Clinton has 1,812 pledged delegates won in primaries and caucuses, and Sanders has 1,521. She also has the support of 571 superdelegates, according to an AP count, compared to 48 for Sanders.

Her campaign manager, Robby Mook, said the media call on Clinton was an "important milestone".

"We look forward to Tuesday night, when Hillary Clinton will clinch not only a win in the popular vote, but also the majority of pledged delegates," he said in a statement on Monday.

Sanders supporters have pointed to the uncertainty of whether or not Clinton or her aides will face criminal charges as a reason for him to remain in the race. Clinton's decision to use an unauthorized private email server kept in her home for her work as secretary of state remains the subject of a criminal inquiry by the Federal Bureau of Investigation.

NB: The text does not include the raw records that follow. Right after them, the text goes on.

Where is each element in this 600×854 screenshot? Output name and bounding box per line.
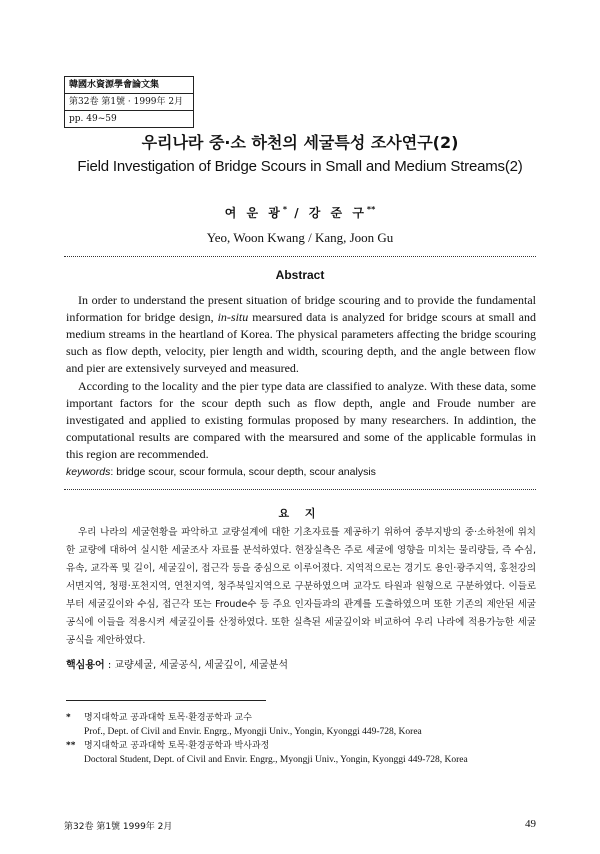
keywords-label: keywords [66,466,111,478]
authors-english: Yeo, Woon Kwang / Kang, Joon Gu [206,230,394,245]
footnote-1-english: Prof., Dept. of Civil and Envir. Engrg., Myongji Univ., Yongin, Kyonggi 449-728, Korea [84,727,422,737]
footnote-1-mark: * [66,713,71,723]
author-1-mark: * [282,205,288,214]
footnote-2-mark: ** [66,741,76,751]
korean-abstract-heading: 요 지 [278,507,322,520]
author-1-korean: 여 운 광 [224,206,283,220]
footnote-rule [66,700,266,701]
abstract-p1-italic: in-situ [217,310,249,324]
korean-keywords-text: : 교량세굴, 세굴공식, 세굴깊이, 세굴분석 [104,660,288,671]
footnote-1-korean: 명지대학교 공과대학 토목·환경공학과 교수 [84,713,252,723]
dotted-divider-top [64,256,536,257]
footnote-2-english: Doctoral Student, Dept. of Civil and Envir. Engrg., Myongji Univ., Yongin, Kyonggi 449-728, Korea [84,755,468,765]
journal-pages: pp. 49~59 [69,114,117,124]
footer-journal-issue: 第32卷 第1號 1999年 2月 [64,822,173,832]
abstract-p1-start: In order to understand the present situation of bridge scouring and to provide the fundamental information for bridge design, [66,293,536,324]
abstract-heading: Abstract [275,268,325,282]
keywords-line [66,466,536,478]
journal-info-box [64,76,194,128]
dotted-divider-middle [64,489,536,490]
korean-keywords-line [66,656,536,671]
footnote-2 [66,739,546,767]
author-2-mark: ** [366,205,376,214]
page-number: 49 [525,818,536,830]
journal-volume: 第32卷 第1號 · 1999年 2月 [65,94,193,111]
footnote-2-korean: 명지대학교 공과대학 토목·환경공학과 박사과정 [84,741,270,751]
korean-keywords-label: 핵심용어 [66,660,105,671]
title-korean: 우리나라 중·소 하천의 세굴특성 조사연구(2) [141,133,459,152]
author-2-korean: 강 준 구 [308,206,367,220]
journal-name: 韓國水資源學會論文集 [65,77,193,94]
author-separator: / [287,206,309,220]
abstract-p1-end: mearsured data is analyzed for bridge scours at small and medium streams in the heartland of Korea. The physical parameters affecting the bridge scouring such as flow depth, velocity, pier length and width, scouring depth, and the angle between flow and pier are extensively surveyed and measured. [66,310,536,375]
title-english: Field Investigation of Bridge Scours in Small and Medium Streams(2) [77,158,523,175]
abstract-paragraph-2: According to the locality and the pier type data are classified to analyze. With these data, some important factors for the scour depth such as flow depth, angle and Froude number are investigated and applied to existing formulas proposed by many researchers. In addintion, the computational results are compared with the mearsured and some of the applicable formulas in this region are recommended. [66,379,536,461]
keywords-text: : bridge scour, scour formula, scour depth, scour analysis [110,466,376,478]
authors-korean [0,204,600,221]
footnote-1 [66,711,546,739]
abstract-paragraph-1 [66,292,536,377]
korean-abstract: 우리 나라의 세굴현황을 파악하고 교량설계에 대한 기초자료를 제공하기 위하여 중부지방의 중·소하천에 위치한 교량에 대하여 실시한 세굴조사 자료를 분석하였다. 현장실측은 주로 세굴에 영향을 미치는 물리량들, 즉 수심, 유속, 교각폭 및 길이, 세굴깊이, 접근각 등을 중심으로 이루어졌다. 지역적으로는 경기도 용인·광주지역, 홍천강의 서면지역, 청평·포천지역, 연천지역, 청주북일지역으로 구분하였으며 교각도 타원과 원형으로 구분하였다. 이들로부터 세굴깊이와 수심, 접근각 또는 Froude수 등 주요 인자들과의 관계를 도출하였으며 또한 기존의 제안된 세굴공식에 이들을 적용시켜 세굴깊이를 산정하였다. 또한 실측된 세굴깊이와 비교하여 우리 나라에 적용가능한 세굴공식을 제안하였다. [66,527,536,646]
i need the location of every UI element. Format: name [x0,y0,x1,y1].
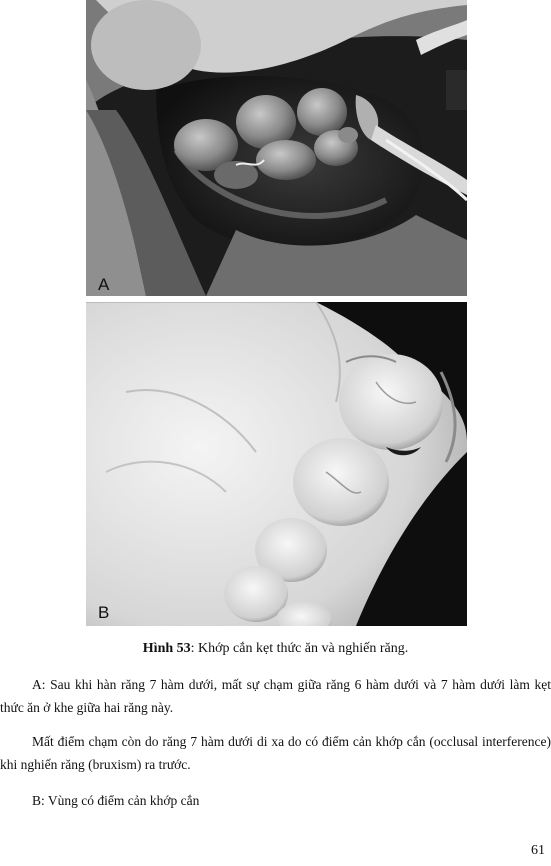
paragraph-cause: Mất điểm chạm còn do răng 7 hàm dưới di xa do có điểm cản khớp cắn (occlusal interference) khi nghiến răng (bruxism) ra trước. [0,734,551,772]
caption-number: Hình 53 [142,641,191,656]
figure-photo-b [86,302,467,626]
paragraph-b: B: Vùng có điểm cản khớp cắn [32,793,200,808]
panel-a-label: A [98,275,110,294]
caption-text: : Khớp cắn kẹt thức ăn và nghiến răng. [190,641,409,656]
page-number: 61 [531,843,545,858]
panel-b-label: B [98,603,110,622]
figure-photo-a [86,0,467,296]
figure-caption [0,640,551,658]
paragraph-a: A: Sau khi hàn răng 7 hàm dưới, mất sự chạm giữa răng 6 hàm dưới và 7 hàm dưới làm kẹt thức ăn ở khe giữa hai răng này. [0,677,551,715]
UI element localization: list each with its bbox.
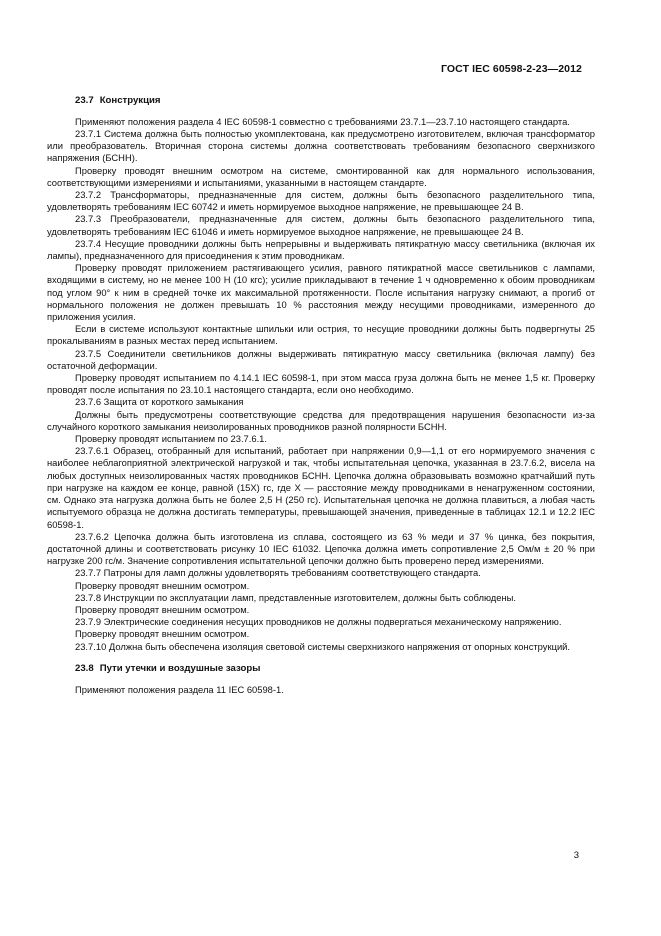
page-number: 3: [573, 850, 579, 861]
paragraph: Должны быть предусмотрены соответствующие средства для предотвращения нарушения безопасности из-за случайного короткого замыкания неизолированных проводников разной полярности БСНН.: [47, 408, 595, 432]
paragraph: Проверку проводят внешним осмотром.: [75, 603, 250, 615]
section-heading-23-7: [47, 95, 595, 107]
document-body: [47, 95, 595, 696]
document-header: ГОСТ IEC 60598-2-23—2012: [440, 63, 582, 75]
paragraph: Проверку проводят испытанием по 23.7.6.1.: [75, 433, 268, 445]
paragraph: 23.7.8 Инструкции по эксплуатации ламп, представленные изготовителем, должны быть соблюдены.: [75, 591, 516, 603]
paragraph: Проверку проводят приложением растягивающего усилия, равного пятикратной массе светильников с лампами, входящими в систему, но не менее 100 Н (10 кгс); усилие прикладывают в течение 1 ч одновременно к обоим проводникам под углом 90° к ним в средней точке их максимальной протяженности. После испытания нагрузку снимают, а прогиб от нормального положения не должен превышать 10 % расстояния между несущими проводниками, измеренного до приложения усилия.: [47, 262, 595, 323]
paragraph: 23.7.2 Трансформаторы, предназначенные для систем, должны быть безопасного разделительного типа, удовлетворять требованиям IEC 60742 и иметь нормируемое выходное напряжение, не превышающее 24 В.: [47, 189, 595, 213]
paragraph: Проверку проводят внешним осмотром на системе, смонтированной как для нормального использования, соответствующими измерениями и испытаниями, указанными в настоящем стандарте.: [47, 164, 595, 188]
paragraph: Если в системе используют контактные шпильки или острия, то несущие проводники должны быть подвергнуты 25 прокалываниям в разных местах перед испытанием.: [47, 323, 595, 347]
paragraph: 23.7.6.2 Цепочка должна быть изготовлена из сплава, состоящего из 63 % меди и 37 % цинка, без покрытия, достаточной длины и соответствовать рисунку 10 IEC 61032. Цепочка должна иметь сопротивление 2,5 Ом/м ± 20 % при нагрузке 200 гс/м. Значение сопротивления испытательной цепочки должно быть проверено перед измерениями.: [47, 530, 595, 567]
paragraph: 23.7.4 Несущие проводники должны быть непрерывны и выдерживать пятикратную массу светильника (включая их лампы), предназначенного для присоединения к этим проводникам.: [47, 237, 595, 262]
section-heading-23-8: [47, 663, 595, 675]
paragraph: 23.7.10 Должна быть обеспечена изоляция световой системы сверхнизкого напряжения от опорных конструкций.: [75, 640, 571, 652]
paragraph: 23.7.3 Преобразователи, предназначенные для систем, должны быть безопасного разделительного типа, удовлетворять требованиям IEC 61046 и иметь нормируемое выходное напряжение, не превышающее 24 В.: [47, 213, 595, 237]
paragraph: 23.7.5 Соединители светильников должны выдерживать пятикратную массу светильника (включая лампу) без остаточной деформации.: [47, 347, 595, 371]
section-number: 23.8: [75, 662, 94, 674]
paragraph: Применяют положения раздела 11 IEC 60598-1.: [75, 683, 284, 695]
section-title: Конструкция: [99, 95, 161, 106]
section-number: 23.7: [75, 95, 94, 106]
paragraph: 23.7.9 Электрические соединения несущих проводников не должны подвергаться механическому напряжению.: [75, 616, 562, 628]
paragraph: Проверку проводят испытанием по 4.14.1 IEC 60598-1, при этом масса груза должна быть не менее 1,5 кг. Проверку проводят после испытания по 23.10.1 настоящего стандарта, если оно необходимо.: [47, 372, 595, 396]
section-title: Пути утечки и воздушные зазоры: [99, 662, 261, 674]
paragraph: 23.7.1 Система должна быть полностью укомплектована, как предусмотрено изготовителем, включая трансформатор или преобразователь. Вторичная сторона системы должна соответствовать требованиям безопасного сверхнизкого напряжения (БСНН).: [47, 128, 595, 164]
paragraph: 23.7.6 Защита от короткого замыкания: [75, 396, 244, 408]
paragraph: 23.7.7 Патроны для ламп должны удовлетворять требованиям соответствующего стандарта.: [75, 567, 481, 579]
paragraph: Проверку проводят внешним осмотром.: [75, 579, 250, 591]
paragraph: 23.7.6.1 Образец, отобранный для испытаний, работает при напряжении 0,9—1,1 от его нормируемого значения с наиболее неблагоприятной электрической нагрузкой и так, чтобы испытательная цепочка, указанная в 23.7.6.2, висела на любых доступных неизолированных частях проводников БСНН. Цепочка должна образовывать возможно кратчайший путь при нагрузке на каждом ее конце, равной (15X) гс, где X — расстояние между проводниками в ненагруженном состоянии, см. Однако эта нагрузка должна быть не более 2,5 Н (250 гс). Испытательная цепочка не должна плавиться, а любая часть испытуемого образца не должна достигать температуры, превышающей значения, приведенные в таблицах 12.1 и 12.2 IEC 60598-1.: [47, 445, 595, 530]
paragraph: Проверку проводят внешним осмотром.: [75, 628, 250, 640]
paragraph: Применяют положения раздела 4 IEC 60598-1 совместно с требованиями 23.7.1—23.7.10 настоящего стандарта.: [75, 115, 570, 127]
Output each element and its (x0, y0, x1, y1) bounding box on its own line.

Earlier on Monday, Clinton called for party unity, suggesting it was time for Sanders, who only joined the Democratic party last year after years as an independent, to abandon his hard-fought challenge.

California Votes

Montana, North Dakota, South Dakota and New Mexico also hold nominating contests on Tuesday, but most attention will focus on California, the country's most populous state where another 475 pledged delegates are at stake.

Clinton once held a sizable lead there over Sanders, but opinion polls in recent days showed them in a dead heat.

A Sanders victory there could embolden his supporters to urge him to wage a fractious convention fight. It could also help Trump, 69, who clinched the Republican nomination last month, argue that she is a weak candidate.

"It's going to make her ability to seal the deal with disaffected Democrats all that much harder," said Jim Manley, a Democratic strategist who supports Clinton. "The only one benefiting from this is Donald Trump."

Trump, the presumptive Republican nominee, has regularly stirred up controversy on the campaign trail. In recent days, his comments about a judge he believes to be biased against him because he is Mexican-American have drawn criticism.

On Monday, Trump, a New York real estate developer, insisted his concerns were valid. Clinton, in an MSNBC interview on Monday, said Trump's comments about the judge were racist and bigoted.

The latest Reuters/Ipsos tracking poll showed Clinton with an 11-percentage-point edge over Trump, 46 percent to 35 percent, a marked change from just 10 days ago, when fewer than 4 points separated the two.